I can’t tell you how excited I am that my name is on this NIST document. I was working with my wonderful friend Tarik without knowing that this is what it would turn in to. Now let’s talk about it…
The abstract for the document : This publication explains selected security challenges involving Infrastructure as a Service (IaaS) cloud computing technologies and geolocation. It then describes a proof of concept implementation that was designed to address those challenges. The publication provides sufficient details about the proof of concept implementation so that organizations can reproduce it if desired. The publication is intended to be a blueprint or template that can be used by the general security community to validate and implement the described proof of concept implementation.
Why am I so grateful to have my name attached to this document? Because it is implementing additional security measures that encourage the fact that security in the cloud is possible and not in the old fashion sense of the word. In the physical world security meant a lot of things and yes we didn’t need geolocation because everything was physical… but then virtualization came in to our life. Now the capabilities are almost endless. Then everyone started getting nervous because we weren’t looking at servers with applications… we were looking at servers that held multiple applications and within minutes those applications could be states away… scary!

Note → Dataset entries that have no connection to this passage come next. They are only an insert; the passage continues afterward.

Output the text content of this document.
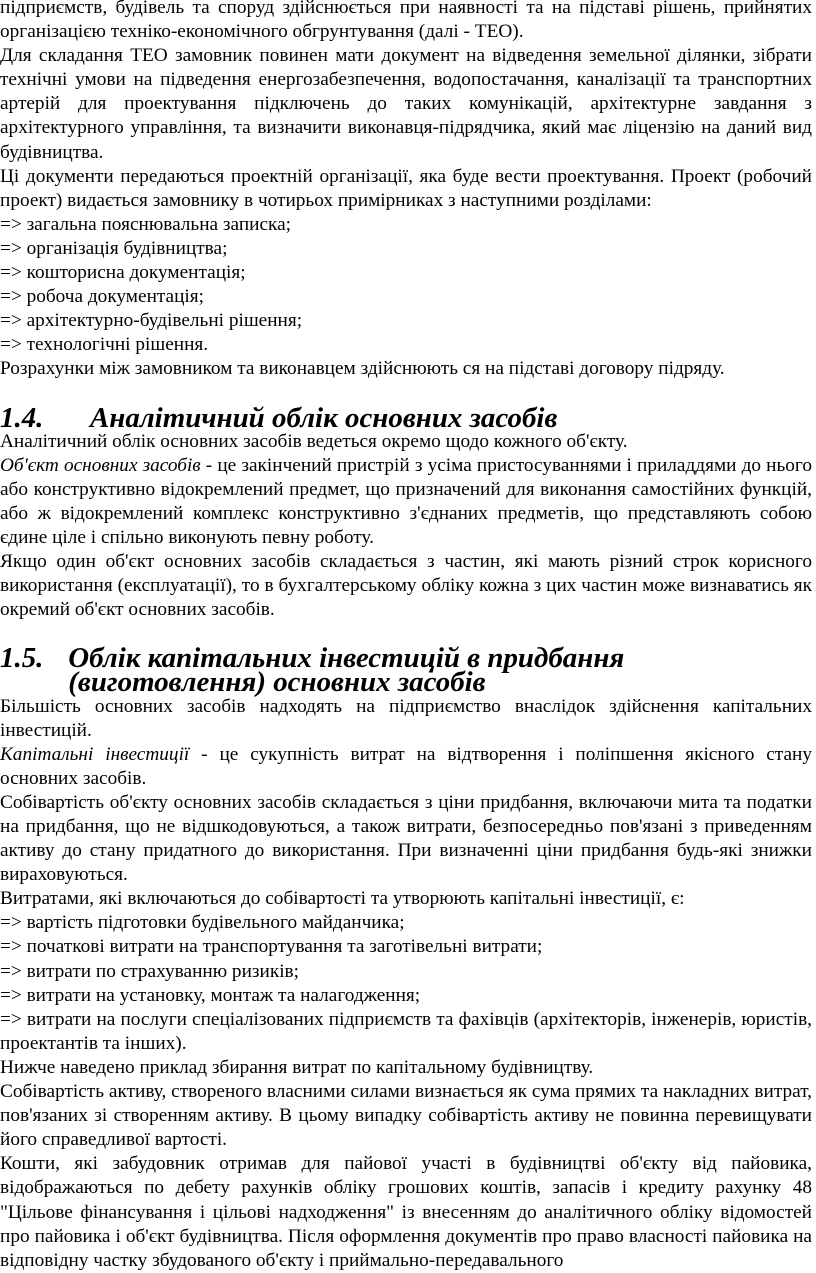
підприємств, будівель та споруд здійснюється при наявності та на підставі рішень, прийнятих організацією техніко-економічного обгрунтування (далі - ТЕО).

Для складання ТЕО замовник повинен мати документ на відведення земельної ділянки, зібрати технічні умови на підведення енергозабезпечення, водопостачання, каналізації та транспортних артерій для проектування підключень до таких комунікацій, архітектурне завдання з архітектурного управління, та визначити виконавця-підрядчика, який має ліцензію на даний вид будівництва.

Ці документи передаються проектній організації, яка буде вести проектування. Проект (робочий проект) видається замовнику в чотирьох примірниках з наступними розділами:

=> загальна пояснювальна записка;

=> організація будівництва;

=> кошторисна документація;

=> робоча документація;

=> архітектурно-будівельні рішення;

=> технологічні рішення.

Розрахунки між замовником та виконавцем здійснюють ся на підставі договору підряду.

1.4.	Аналітичний облік основних засобів

Аналітичний облік основних засобів ведеться окремо щодо кожного об'єкту.

Об'єкт основних засобів - це закінчений пристрій з усіма пристосуваннями і приладдями до нього або конструктивно відокремлений предмет, що призначений для виконання самостійних функцій, або ж відокремлений комплекс конструктивно з'єднаних предметів, що представляють собою єдине ціле і спільно виконують певну роботу.

Якщо один об'єкт основних засобів складається з частин, які мають різний строк корисного використання (експлуатації), то в бухгалтерському обліку кожна з цих частин може визнаватись як окремий об'єкт основних засобів.

1.5. Облік капітальних інвестицій в придбання (виготовлення) основних засобів

Більшість основних засобів надходять на підприємство внаслідок здійснення капітальних інвестицій.

Капітальні інвестиції - це сукупність витрат на відтворення і поліпшення якісного стану основних засобів.

Собівартість об'єкту основних засобів складається з ціни придбання, включаючи мита та податки на придбання, що не відшкодовуються, а також витрати, безпосередньо пов'язані з приведенням активу до стану придатного до використання. При визначенні ціни придбання будь-які знижки вираховуються.

Витратами, які включаються до собівартості та утворюють капітальні інвестиції, є:

=> вартість підготовки будівельного майданчика;

=> початкові витрати на транспортування та заготівельні витрати;

=> витрати по страхуванню ризиків;

=> витрати на установку, монтаж та налагодження;

=> витрати на послуги спеціалізованих підприємств та фахівців (архітекторів, інженерів, юристів, проектантів та інших).

Нижче наведено приклад збирання витрат по капітальному будівництву.

Собівартість активу, створеного власними силами визнається як сума прямих та накладних витрат, пов'язаних зі створенням активу. В цьому випадку собівартість активу не повинна перевищувати його справедливої вартості.

Кошти, які забудовник отримав для пайової участі в будівництві об'єкту від пайовика, відображаються по дебету рахунків обліку грошових коштів, запасів і кредиту рахунку 48 "Цільове фінансування і цільові надходження" із внесенням до аналітичного обліку відомостей про пайовика і об'єкт будівництва. Після оформлення документів про право власності пайовика на відповідну частку збудованого об'єкту і приймально-передавального
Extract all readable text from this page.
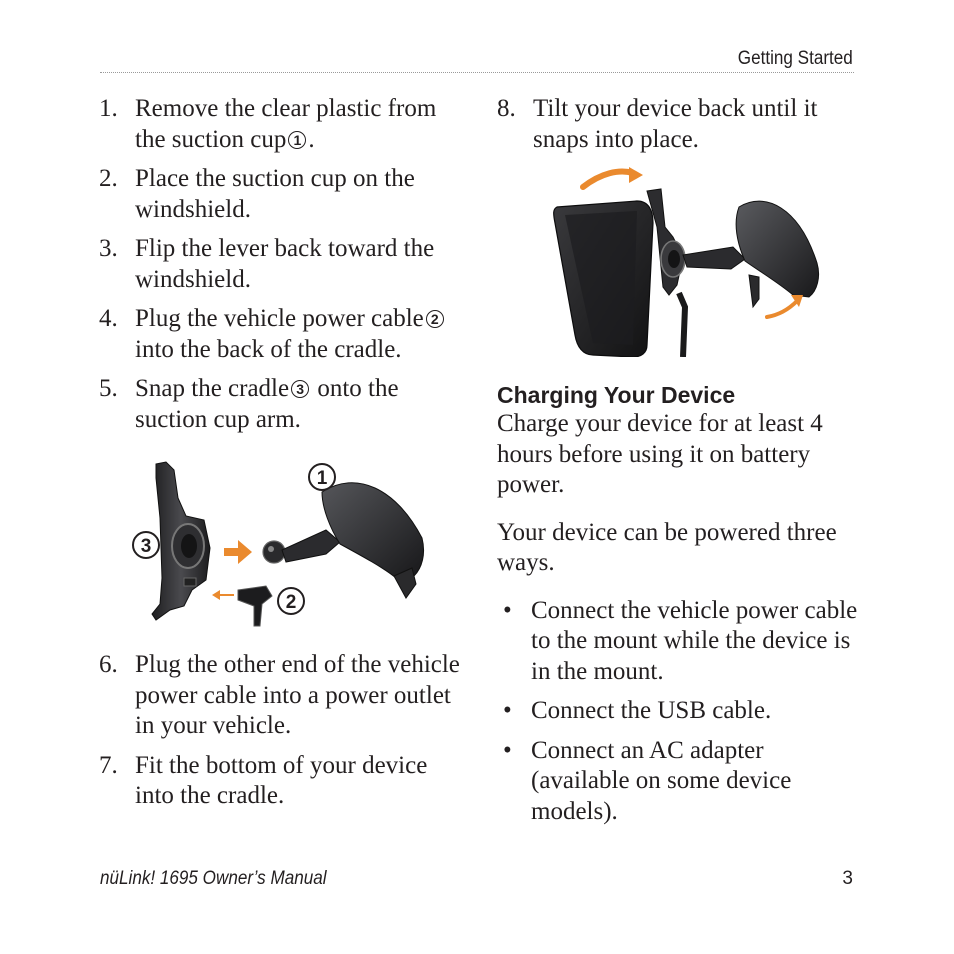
Getting Started
1. Remove the clear plastic from the suction cup 1 .
2. Place the suction cup on the windshield.
3. Flip the lever back toward the windshield.
4. Plug the vehicle power cable 2 into the back of the cradle.
5. Snap the cradle 3 onto the suction cup arm.
1
2
3
6. Plug the other end of the vehicle power cable into a power outlet in your vehicle.
7. Fit the bottom of your device into the cradle.
8. Tilt your device back until it snaps into place.
Charging Your Device

Charge your device for at least 4 hours before using it on battery power.

Your device can be powered three ways.

• Connect the vehicle power cable to the mount while the device is in the mount.
• Connect the USB cable.
• Connect an AC adapter (available on some device models).
nüLink! 1695 Owner’s Manual	3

Using this NIST report as guidance within your data center allows you to “use trusted geolocation for deploying and migrating cloud workloads between cloud servers within a cloud”. Using the Intel TXT capabilities and RSA Archer obviously gives you the trust and visibility into the capability. You can’t ignore the fact that this capability is changing the “fear of the cloud” landscape. I thank NIST for taking this step. I thank them for realizing that taking the first step is all it takes. You have to read this document, it shows you that security in the cloud is possible… what is better than that?